If you want to dive deeper into these models, I suggest reading the paper “A Survey of Large Language Models.” Here’s a table summarizing the architectural and training details of all the mentioned models (and others).

Moreover, here’s an image showing the evolution of the LLaMA models into other fine-tuned models made by online communities, highlighting the great interest it sparked.

Conclusion

In this lesson, we learned more about the transition from pre-trained language models (LMs) to the emergence of large language models (LLMs).
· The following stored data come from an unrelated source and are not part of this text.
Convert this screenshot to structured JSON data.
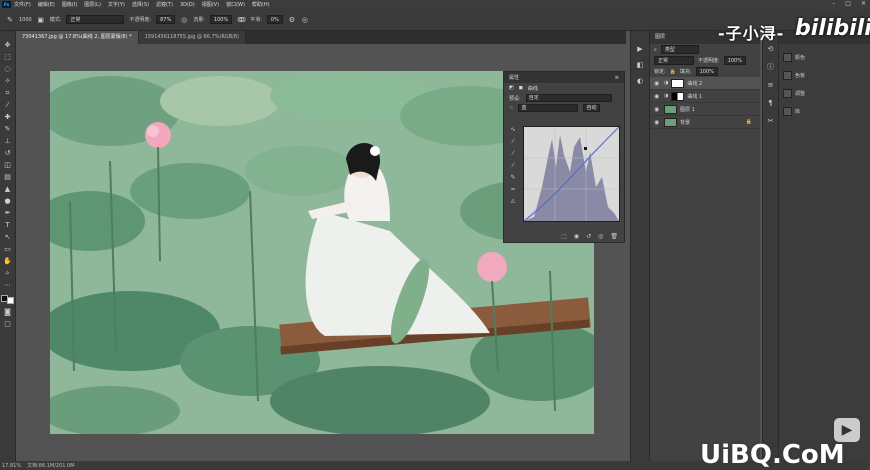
{
  "menubar": {
    "logo": "Ps",
    "items": [
      "文件(F)",
      "编辑(E)",
      "图像(I)",
      "图层(L)",
      "文字(Y)",
      "选择(S)",
      "滤镜(T)",
      "3D(D)",
      "视图(V)",
      "窗口(W)",
      "帮助(H)"
    ]
  },
  "options": {
    "size": "1000",
    "mode_label": "模式:",
    "mode_value": "正常",
    "opacity_label": "不透明度:",
    "opacity_value": "87%",
    "flow_label": "流量:",
    "flow_value": "100%",
    "smooth_label": "平滑:",
    "smooth_value": "0%"
  },
  "tabs": [
    {
      "label": "73041367.jpg @ 17.8%(曲线 2, 图层蒙版/8) *"
    },
    {
      "label": "1591456118755.jpg @ 66.7%(RGB/8)"
    }
  ],
  "properties": {
    "tab": "属性",
    "title": "曲线",
    "preset_label": "预设:",
    "preset_value": "自定",
    "channel_value": "蓝",
    "auto_label": "自动"
  },
  "layers": {
    "tab": "图层",
    "kind": "类型",
    "blend": "正常",
    "opacity_label": "不透明度:",
    "opacity_value": "100%",
    "lock_label": "锁定:",
    "fill_label": "填充:",
    "fill_value": "100%",
    "items": [
      {
        "name": "曲线 2",
        "selected": true
      },
      {
        "name": "曲线 1",
        "selected": false
      },
      {
        "name": "图层 1",
        "selected": false
      },
      {
        "name": "背景",
        "selected": false
      }
    ]
  },
  "panel3": {
    "items": [
      "颜色",
      "色板",
      "调整",
      "库"
    ]
  },
  "status": {
    "zoom": "17.81%",
    "doc": "文档:86.1M/201.0M"
  },
  "watermarks": {
    "name": "-子小浔-",
    "site": "bilibili",
    "footer": "UiBQ.CoM",
    "tv_icon": "tv-icon"
  },
  "colors": {
    "accent": "#1473e6",
    "curve_line": "#4a6cd4",
    "histogram": "#8a8aa6"
  }
}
We explored the key differentiating features of LLMs, including the influence of scaling laws and the manifestation of emergent abilities like in-context learning, step-by-step reasoning strategies, and instruction following.

We also saw a brief timeline of the most popular LLMs: from the foundational GPT-1 to the revolutionary GPT-3, the specialized Codex, LaMDA, Gopher, and Chinchilla, to PaLM, ChatGPT, and LLaMA.